We have to examine a new angle to this corruption web

Published: June 29, 2015 at 10:49am
Disgraced former Police Minister Manuel Mallia

Disgraced former Police Minister Manuel Mallia

In the light of what is now emerging, day after day, about Police Inspector Daniel Zammit’s extensive network of corrupt contacts and shareholding in Paceville operators and internet gambling, among other business interests, we have to consider the possibility that he has not been acting for himself but is a front for his father’s cousin Manuel Mallia.

With the volume of information now coming out into the open as people join the dots and one story leads to another, I for one can no longer believe that these people sought out Daniel Zammit only because they needed a corrupt police inspector on their side.

Zammit strikes me as being not the brightest bulb in the chandelier, more of a useful tool than anything else, and beyond that, his reckless, indiscreet and flashy behaviour makes him a liability as the current situation proves. He is, in fact, exactly the sort of person that Manuel Mallia, a poor judge of character with an elastic understanding of boundaries and a preference for human tools, would choose. Daniel Zammit is precisely in the mould of Mallia’s driver, Paul Sheehan, another policeman.

When you bring all the loose ends together, it is perfectly plausible that Zammit has been fronting for criminal defence lawyer, Labour MP and disgraced former Police Minister Manuel Mallia, who has a large network of associates, cronies and clients in the Paceville world that predates his entry into politics and continued thereafter. Manuel Mallia and his then girlfriend Codruta Cristian were even godparents at the baptism of a baby born to Paceville underworld boss Darren Grima and a Romanian nude dancer at one of the Paceville clubs.

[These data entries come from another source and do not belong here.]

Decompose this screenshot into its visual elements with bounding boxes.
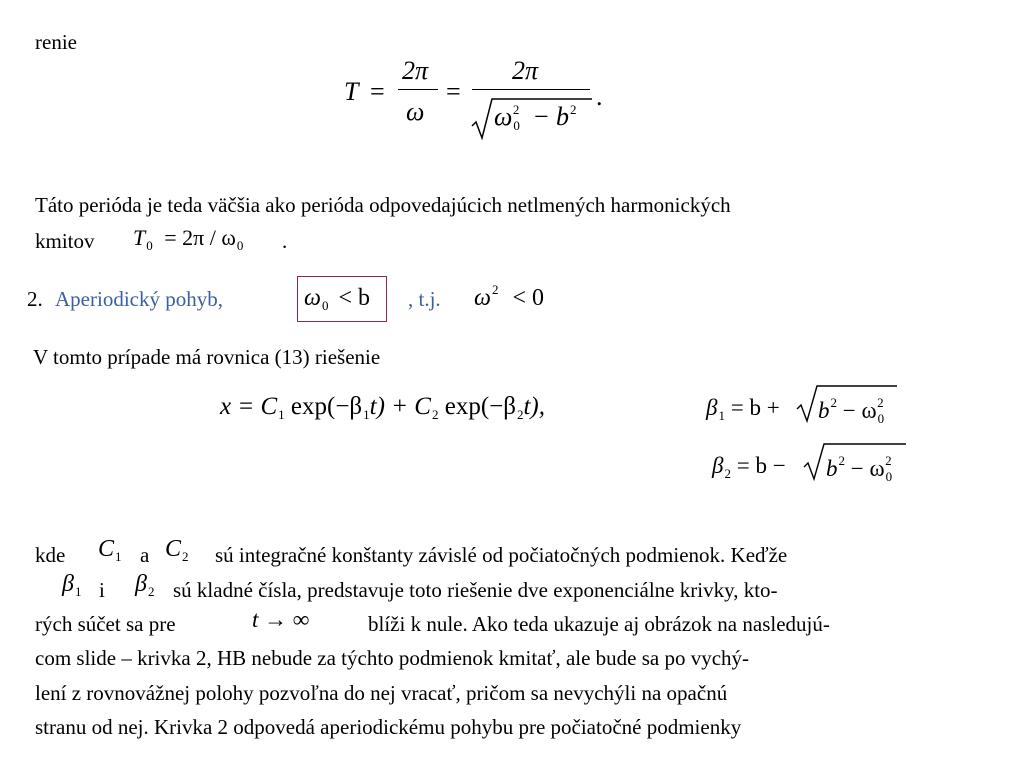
case2-title: Aperiodický pohyb, <box>55 287 223 311</box>
formula-den-omega: $\omega_0^2$ <box>494 102 520 133</box>
p3-C2: $C_2$ <box>165 536 189 564</box>
formula-2pi-num1: 2π <box>402 56 429 85</box>
case2-number: 2. <box>27 287 43 311</box>
p3-line4: com slide – krivka 2, HB nebude za týchto podmienok kmitať, ale bude sa po vychý- <box>35 646 750 670</box>
p1-line2-end: . <box>282 229 288 253</box>
solution-formula: $x = C_1$ $\exp(-\beta_1t) + C_2$ $\exp(-\beta_2t)$, <box>220 393 546 422</box>
p1-line1: Táto perióda je teda väčšia ako perióda odpovedajúcich netlmených harmonických <box>35 193 731 217</box>
p3-line3-start: rých súčet sa pre <box>35 612 176 636</box>
case2-condition: $\omega_0 < b$ <box>304 285 370 313</box>
formula-den-minus: − <box>534 102 549 131</box>
T0-formula: $T_0 = 2\pi / \omega_0$ <box>133 225 244 253</box>
case2-omega-sq: $\omega^2 < 0$ <box>474 282 544 311</box>
beta1-formula: $\beta_1 = b$ + <box>706 395 780 423</box>
p3-line6: stranu od nej. Krivka 2 odpovedá aperiodickému pohybu pre počiatočné podmienky <box>35 715 742 739</box>
p3-line1-rest: sú integračné konštanty závislé od počiatočných podmienok. Keďže <box>215 543 788 567</box>
beta2-formula: $\beta_2 = b$ − <box>712 453 786 481</box>
formula-eq2: = <box>446 77 461 106</box>
beta1-radicand: $b^2 - \omega_0^2$ <box>818 395 885 426</box>
fraction-bar-1 <box>398 89 438 90</box>
beta2-radicand: $b^2 - \omega_0^2$ <box>826 453 893 484</box>
formula-T: T <box>344 77 359 106</box>
p2-text: V tomto prípade má rovnica (13) riešenie <box>33 345 381 369</box>
heading-fragment: renie <box>35 30 77 54</box>
formula-omega-den: ω <box>406 97 425 126</box>
p3-line5: lení z rovnovážnej polohy pozvoľna do nej vracať, pričom sa nevychýli na opačnú <box>35 681 728 705</box>
fraction-bar-2 <box>472 89 590 90</box>
case2-tj: , t.j. <box>408 287 441 311</box>
formula-eq1: = <box>370 77 385 106</box>
p3-C1: $C_1$ <box>98 536 122 564</box>
p3-i: i <box>99 578 105 602</box>
formula-2pi-num2: 2π <box>512 56 539 85</box>
formula-period-end: . <box>596 82 603 111</box>
p3-line3-rest: blíži k nule. Ako teda ukazuje aj obrázok na nasledujú- <box>368 612 830 636</box>
p1-line2-start: kmitov <box>35 229 95 253</box>
p3-a: a <box>140 543 150 567</box>
formula-den-b: $b^2$ <box>556 102 577 131</box>
p3-line2-rest: sú kladné čísla, predstavuje toto riešenie dve exponenciálne krivky, kto- <box>173 578 778 602</box>
p3-beta1: $\beta_1$ <box>62 571 82 599</box>
p3-beta2: $\beta_2$ <box>135 571 155 599</box>
p3-t-infinity: t → ∞ <box>252 607 310 632</box>
p3-kde: kde <box>35 543 66 567</box>
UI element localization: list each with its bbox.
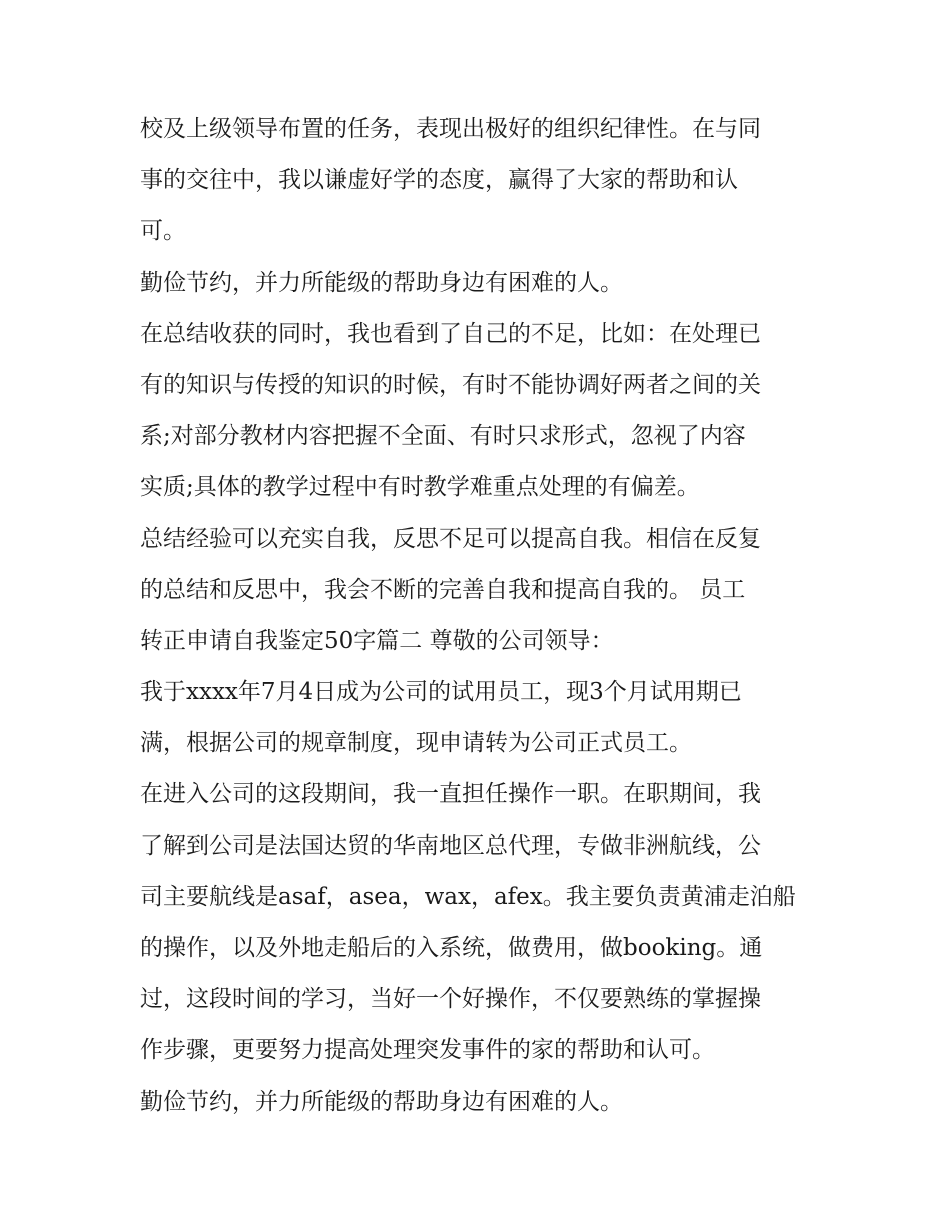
text-line: 系;对部分教材内容把握不全面、有时只求形式，忽视了内容 <box>140 423 746 450</box>
text-line: 可。 <box>140 218 186 245</box>
text-line: 满，根据公司的规章制度，现申请转为公司正式员工。 <box>140 730 692 757</box>
paragraph-7 <box>140 1077 820 1128</box>
text-line: 校及上级领导布置的任务，表现出极好的组织纪律性。在与同 <box>140 116 761 142</box>
text-line: 在总结收获的同时，我也看到了自己的不足，比如：在处理已 <box>140 320 761 347</box>
text-line: 司主要航线是asaf，asea，wax，afex。我主要负责黄浦走泊船 <box>140 883 796 910</box>
paragraph-3 <box>140 309 820 514</box>
text-line: 在进入公司的这段期间，我一直担任操作一职。在职期间，我 <box>140 781 761 808</box>
text-line: 我于xxxx年7月4日成为公司的试用员工，现3个月试用期已 <box>140 679 742 706</box>
text-line: 总结经验可以充实自我，反思不足可以提高自我。相信在反复 <box>140 525 761 552</box>
paragraph-5 <box>140 667 820 769</box>
text-line: 作步骤，更要努力提高处理突发事件的家的帮助和认可。 <box>140 1037 715 1064</box>
paragraph-4 <box>140 514 820 668</box>
paragraph-6 <box>140 769 820 1076</box>
text-line: 转正申请自我鉴定50字篇二 尊敬的公司领导： <box>140 627 614 654</box>
paragraph-1 <box>140 104 820 258</box>
text-line: 了解到公司是法国达贸的华南地区总代理，专做非洲航线，公 <box>140 832 761 859</box>
text-line: 有的知识与传授的知识的时候，有时不能协调好两者之间的关 <box>140 371 761 398</box>
text-line: 实质;具体的教学过程中有时教学难重点处理的有偏差。 <box>140 474 700 501</box>
document-body <box>140 104 820 1128</box>
text-line: 的操作，以及外地走船后的入系统，做费用，做booking。通 <box>140 935 763 961</box>
text-line: 事的交往中，我以谦虚好学的态度，赢得了大家的帮助和认 <box>140 167 738 194</box>
text-line: 勤俭节约，并力所能级的帮助身边有困难的人。 <box>140 1088 623 1115</box>
text-line: 过，这段时间的学习，当好一个好操作，不仅要熟练的掌握操 <box>140 986 761 1013</box>
paragraph-2 <box>140 258 820 309</box>
text-line: 的总结和反思中，我会不断的完善自我和提高自我的。 员工 <box>140 576 746 603</box>
text-line: 勤俭节约，并力所能级的帮助身边有困难的人。 <box>140 269 623 296</box>
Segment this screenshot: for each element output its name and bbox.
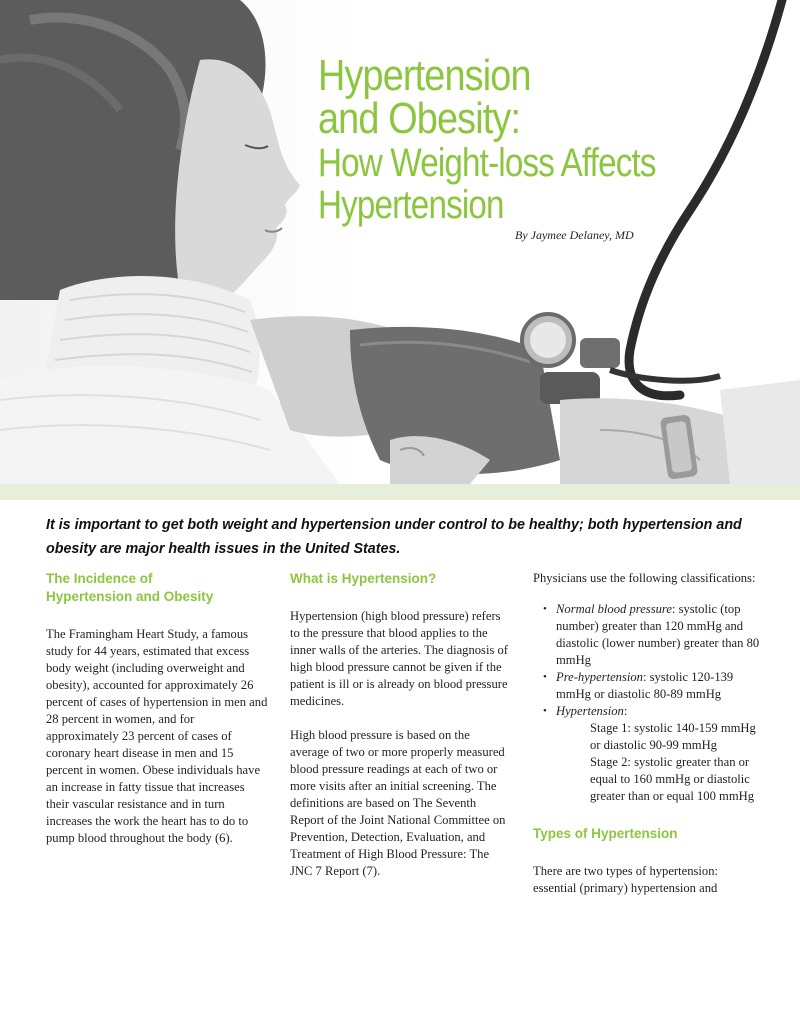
title-line-1: Hypertension <box>318 51 531 100</box>
stage-list <box>556 720 763 805</box>
divider-band <box>0 484 800 500</box>
stage-1: Stage 1: systolic 140-159 mmHg or diastolic 90-99 mmHg <box>590 721 756 752</box>
section-heading-types: Types of Hypertension <box>533 826 678 841</box>
paragraph: The Framingham Heart Study, a famous study for 44 years, estimated that excess body weight (including overweight and obesity), accounted for approximately 26 percent of cases of hypertension in men and 28 percent in women, and for approximately 23 percent of cases of coronary heart disease in men and 15 percent in women. Obese individuals have an increase in fatty tissue that increases their vascular resistance and in turn increases the work the heart has to do to pump blood throughout the body (6). <box>46 627 268 845</box>
list-item <box>543 703 763 805</box>
term: Hypertension <box>556 704 624 718</box>
title-line-3: How Weight-loss Affects <box>318 141 656 185</box>
intro-lede: It is important to get both weight and hypertension under control to be healthy; both hypertension and obesity are major health issues in the United States. <box>46 517 742 557</box>
title-line-2: and Obesity: <box>318 94 521 143</box>
article-title <box>318 51 725 227</box>
term: Normal blood pressure <box>556 602 672 616</box>
heading-line: Hypertension and Obesity <box>46 589 214 604</box>
paragraph: Hypertension (high blood pressure) refers to the pressure that blood applies to the inner walls of the arteries. The diagnosis of high blood pressure cannot be given if the patient is ill or is already on blood pressure medicines. <box>290 609 508 708</box>
section-heading-what-is-hypertension: What is Hypertension? <box>290 571 437 586</box>
hero-photo <box>0 0 800 484</box>
heading-line: The Incidence of <box>46 571 153 586</box>
column-1 <box>46 570 268 847</box>
column-3 <box>533 570 763 897</box>
list-item <box>543 601 763 669</box>
byline: By Jaymee Delaney, MD <box>515 228 634 242</box>
list-item <box>543 669 763 703</box>
term: Pre-hypertension <box>556 670 643 684</box>
stage-2: Stage 2: systolic greater than or equal to 160 mmHg or diastolic greater than or equal 100 mmHg <box>590 755 755 803</box>
classification-lead: Physicians use the following classifications: <box>533 571 756 585</box>
paragraph: High blood pressure is based on the average of two or more properly measured blood pressure readings at each of two or more visits after an initial screening. The definitions are based on The Seventh Report of the Joint National Committee on Prevention, Detection, Evaluation, and Treatment of High Blood Pressure: The JNC 7 Report (7). <box>290 728 506 878</box>
definition: : systolic 120-139 mmHg or diastolic 80-89 mmHg <box>556 670 734 701</box>
section-heading-incidence <box>46 570 268 606</box>
definition: : <box>623 704 628 718</box>
paragraph: There are two types of hypertension: essential (primary) hypertension and <box>533 864 718 895</box>
column-2 <box>290 570 512 880</box>
definition: : systolic (top number) greater than 120 mmHg and diastolic (lower number) greater than 80 mmHg <box>556 602 760 667</box>
title-line-4: Hypertension <box>318 183 504 227</box>
classification-list <box>533 601 763 805</box>
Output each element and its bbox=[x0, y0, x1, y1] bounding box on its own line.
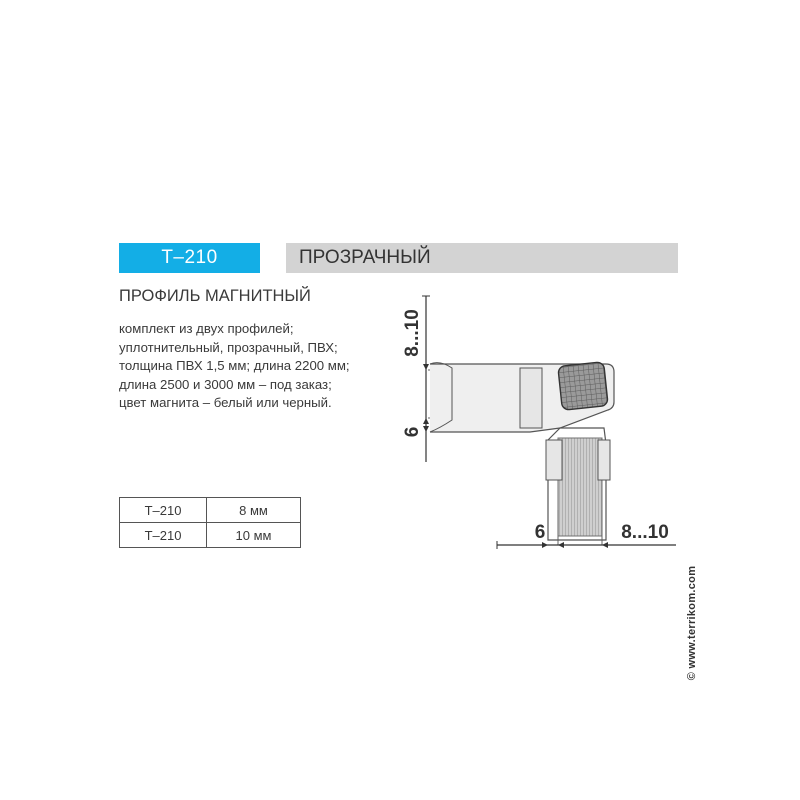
dimension-arrow bbox=[602, 542, 608, 548]
glass-panel-vertical bbox=[558, 438, 602, 536]
color-name-bar: ПРОЗРАЧНЫЙ bbox=[286, 243, 678, 273]
profile-clip bbox=[520, 368, 542, 428]
table-row bbox=[120, 523, 301, 548]
product-title: ПРОФИЛЬ МАГНИТНЫЙ bbox=[119, 287, 311, 305]
dimension-label-vertical-bottom: 6 bbox=[402, 426, 423, 438]
copyright-text: © www.terrikom.com bbox=[686, 565, 698, 681]
dimension-arrow bbox=[423, 364, 429, 370]
table-cell-code: T–210 bbox=[120, 498, 207, 523]
copyright-notice bbox=[682, 548, 702, 698]
profile-cross-section-diagram bbox=[395, 285, 685, 555]
dimension-arrow bbox=[558, 542, 564, 548]
table-row bbox=[120, 498, 301, 523]
description-line: комплект из двух профилей; bbox=[119, 321, 294, 336]
product-code-badge: T–210 bbox=[119, 243, 260, 273]
description-line: цвет магнита – белый или черный. bbox=[119, 395, 332, 411]
magnet-insert bbox=[558, 362, 608, 411]
spec-table bbox=[119, 497, 301, 548]
description-line: длина 2500 и 3000 мм – под заказ; bbox=[119, 376, 332, 392]
table-cell-size: 10 мм bbox=[207, 523, 301, 548]
dimension-arrow bbox=[423, 426, 429, 432]
table-cell-size: 8 мм bbox=[207, 498, 301, 523]
description-line: уплотнительный, прозрачный, ПВХ; bbox=[119, 339, 338, 355]
product-description bbox=[119, 320, 399, 413]
dimension-label-vertical-top: 8...10 bbox=[402, 309, 423, 357]
profile-clip bbox=[598, 440, 610, 480]
profile-clip bbox=[546, 440, 562, 480]
description-line: толщина ПВХ 1,5 мм; длина 2200 мм; bbox=[119, 358, 350, 374]
dimension-label-horizontal-left: 6 bbox=[534, 522, 546, 543]
dimension-arrow bbox=[423, 418, 429, 424]
table-cell-code: T–210 bbox=[120, 523, 207, 548]
dimension-label-horizontal-right: 8...10 bbox=[621, 522, 669, 543]
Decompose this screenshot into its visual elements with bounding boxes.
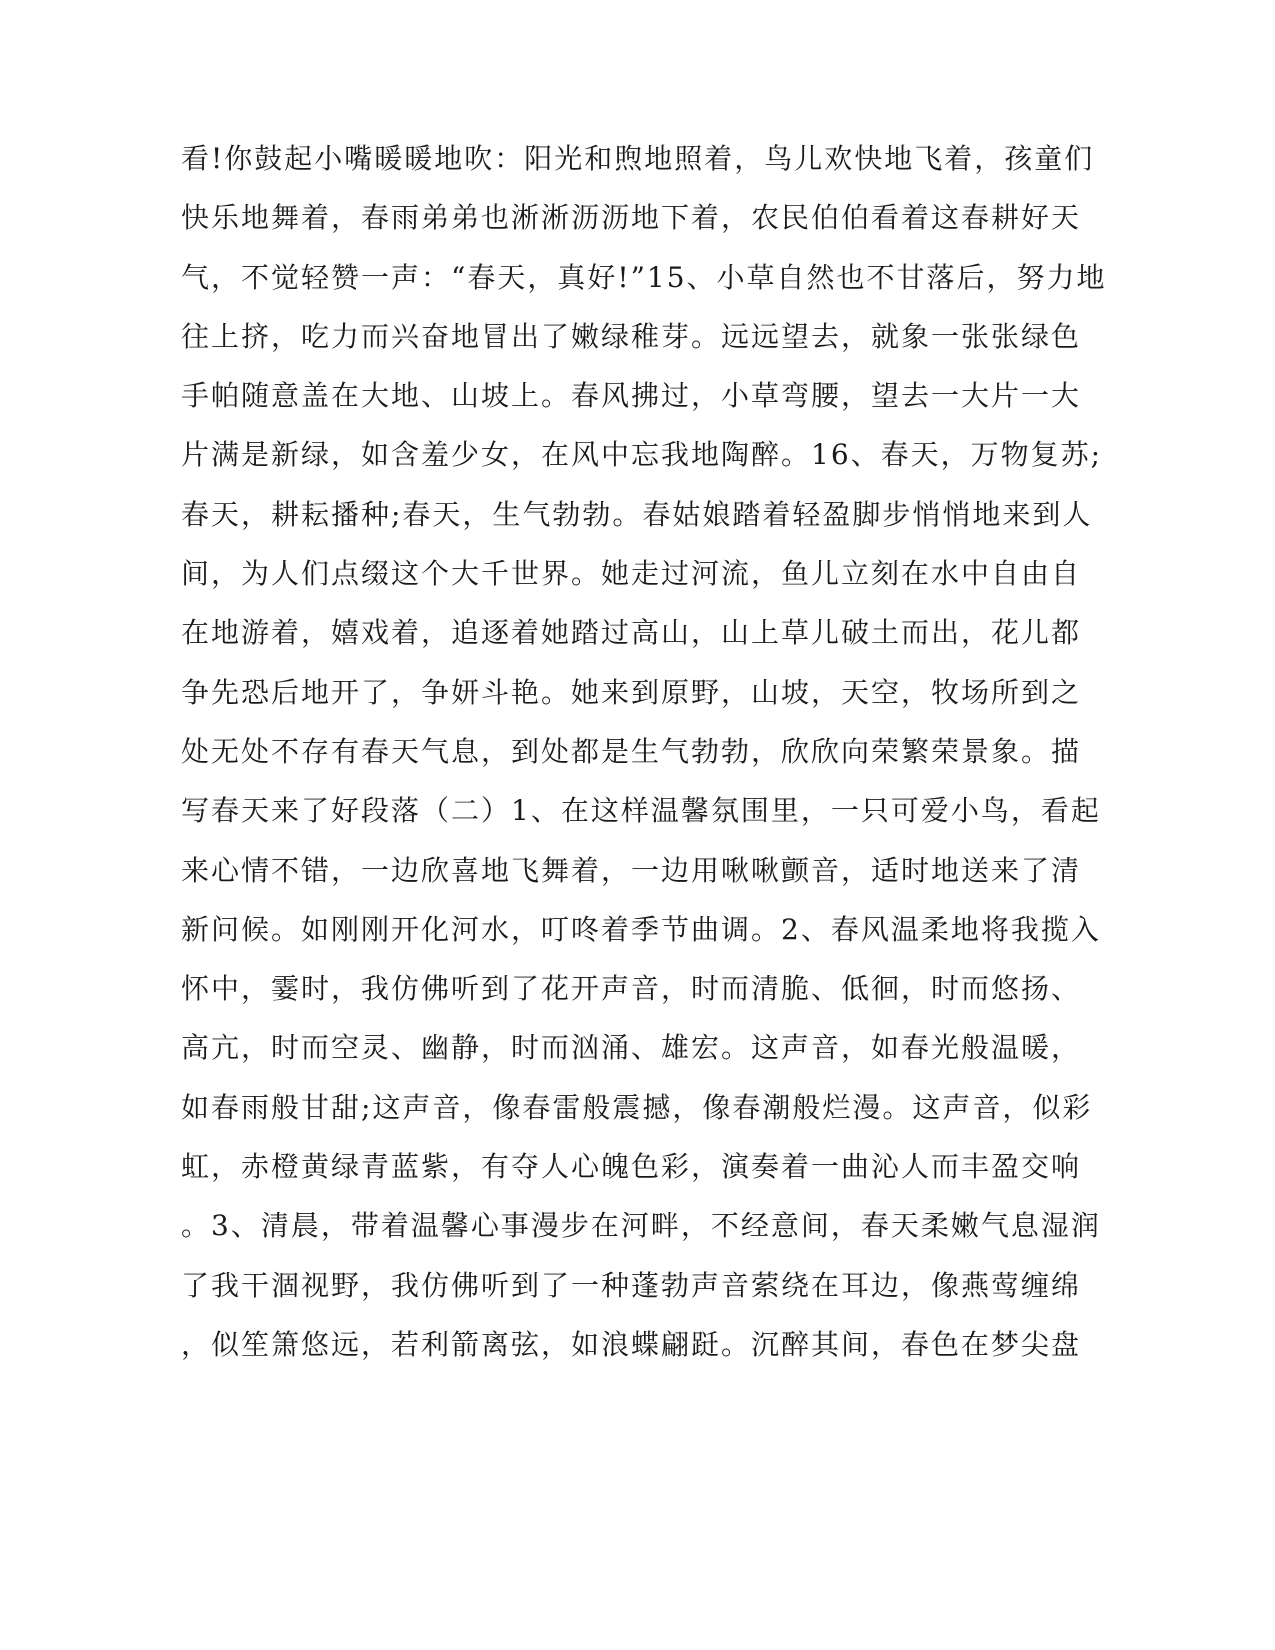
text-line: 怀中，霎时，我仿佛听到了花开声音，时而清脆、低徊，时而悠扬、 [181,972,1082,1006]
text-line: 快乐地舞着，春雨弟弟也淅淅沥沥地下着，农民伯伯看着这春耕好天 [181,201,1082,235]
text-line: 手帕随意盖在大地、山坡上。春风拂过，小草弯腰，望去一大片一大 [181,379,1082,413]
text-line: 高亢，时而空灵、幽静，时而汹涌、雄宏。这声音，如春光般温暖， [181,1031,1082,1065]
text-line: 间，为人们点缀这个大千世界。她走过河流，鱼儿立刻在水中自由自 [181,557,1082,591]
text-line: 片满是新绿，如含羞少女，在风中忘我地陶醉。16、春天，万物复苏; [181,438,1103,472]
text-line: 如春雨般甘甜;这声音，像春雷般震撼，像春潮般烂漫。这声音，似彩 [181,1090,1093,1124]
text-line: 来心情不错，一边欣喜地飞舞着，一边用啾啾颤音，适时地送来了清 [181,853,1082,887]
text-line: 写春天来了好段落（二）1、在这样温馨氛围里，一只可爱小鸟，看起 [181,794,1101,828]
text-line: 在地游着，嬉戏着，追逐着她踏过高山，山上草儿破土而出，花儿都 [181,616,1082,650]
text-line: 处无处不存有春天气息，到处都是生气勃勃，欣欣向荣繁荣景象。描 [181,734,1082,768]
text-line: 了我干涸视野，我仿佛听到了一种蓬勃声音萦绕在耳边，像燕莺缠绵 [181,1268,1082,1302]
body-text [181,129,1107,1374]
text-line: 往上挤，吃力而兴奋地冒出了嫩绿稚芽。远远望去，就象一张张绿色 [181,319,1082,353]
text-line: 看!你鼓起小嘴暖暖地吹：阳光和煦地照着，鸟儿欢快地飞着，孩童们 [181,142,1095,175]
text-line: 新问候。如刚刚开化河水，叮咚着季节曲调。2、春风温柔地将我揽入 [181,912,1101,946]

Zammit is the perfect ‘person of trust’ for Mallia because not only is he a blood relation but his father, Ray Zammit, is very obviously thoroughly enmeshed with Mallia as the public shoot-out last autumn revealed only too well. Mallia had appointed him acting Commissioner of Police only a few months before that.

We all laughed at those leaked telephone conversations recorded on the night of the shooting, but they were no laughing matter at all. They pointed to really serious corruption and abuse.

And we still haven’t got to the bottom of the reasons for the car chase and shooting, or how Stephen Smith, who was shot at by Mallia’s driver – and whose business lawyer was Manuel Mallia – was involved.

If Daniel Zammit is fronting for Manuel Mallia, that would explain the prime minister’s reluctance to hold an inquiry, his failure to make even a proper statement on this very serious matter, and the problems the Commissioner of Police now faces in ordering an investigation into the Zammits’ business interests, their conduct and connections.

If there is a police investigation into these corrupt police officers, followed by a prosecution, the nature of their relationship with Manuel Mallia will be forced into the open.

What we are seeing here is institutions designed to protect the citizen against abuse being corrupted instead at every level, by an enmeshed web of interests in which everyone involved has a stake in no action being taken while criminal behaviour carries on unabated.

Manuel Mallia’s political colleagues, even if they are not involved, will have no interest in having him investigated and possibly prosecuted for his links to the Zammits and the Paceville underworld, because the public will see the Labour Party as tainted by association, and anything that weakens the Labour Party also weakens their grasp on the government, and their status and position at the public trough.